There are many different types of locks and locking hardware available, and it’s not always easy to determine the difference between product types. On the surface, they may seem (and even look) similar, but as you learned when we discussed the difference between mortise and cylindrical locks, there’s often a huge difference. Today we dive into the variances between panic versus exit bars.
A panic bar, sometimes referred to as a crash bar or panic device, is used for quickly unlocking a door during an emergency situation. Designed for life safety compliance, the mechanism consists of a spring-loaded metal bar fixed horizontally to the inside of an egress-opening door. When the lever is depressed, it activates a mechanism which unlatches the door. This actuation allows occupants to quickly exit from the building, avoiding delay and crowds, which are known to be highly hazardous in emergencies. So when is panic hardware required? The 2009 edition of the International Building Code requires panic hardware on buildings that are classified as Education (E), High Hazard (H), and Assembly (A) Occupancies along with an occupant load of 50 or more.

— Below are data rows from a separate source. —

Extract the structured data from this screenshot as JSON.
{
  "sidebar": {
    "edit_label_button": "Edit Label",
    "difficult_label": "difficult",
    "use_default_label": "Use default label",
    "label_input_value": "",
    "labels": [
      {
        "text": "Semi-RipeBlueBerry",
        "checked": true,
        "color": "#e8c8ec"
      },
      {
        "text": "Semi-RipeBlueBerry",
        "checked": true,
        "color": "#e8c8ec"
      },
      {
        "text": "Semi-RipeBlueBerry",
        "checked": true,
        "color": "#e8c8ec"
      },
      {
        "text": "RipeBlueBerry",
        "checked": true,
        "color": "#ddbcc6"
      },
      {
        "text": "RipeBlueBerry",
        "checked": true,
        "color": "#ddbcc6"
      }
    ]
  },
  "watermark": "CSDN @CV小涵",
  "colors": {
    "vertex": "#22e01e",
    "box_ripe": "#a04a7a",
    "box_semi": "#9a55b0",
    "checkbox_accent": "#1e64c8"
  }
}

An exit device (exit hardware or exit bar) is a locking device consisting of a bar across the inside of a door. When the bar is pushed, the door latch is released. When the door is installed on occupancies other than E, H, and A with an occupant load of LESS THAN 50, a standard exit device is acceptable. Unlike panic bars, these devices can require a key or code to exit because code doesn’t require the life safety standards of panic hardware.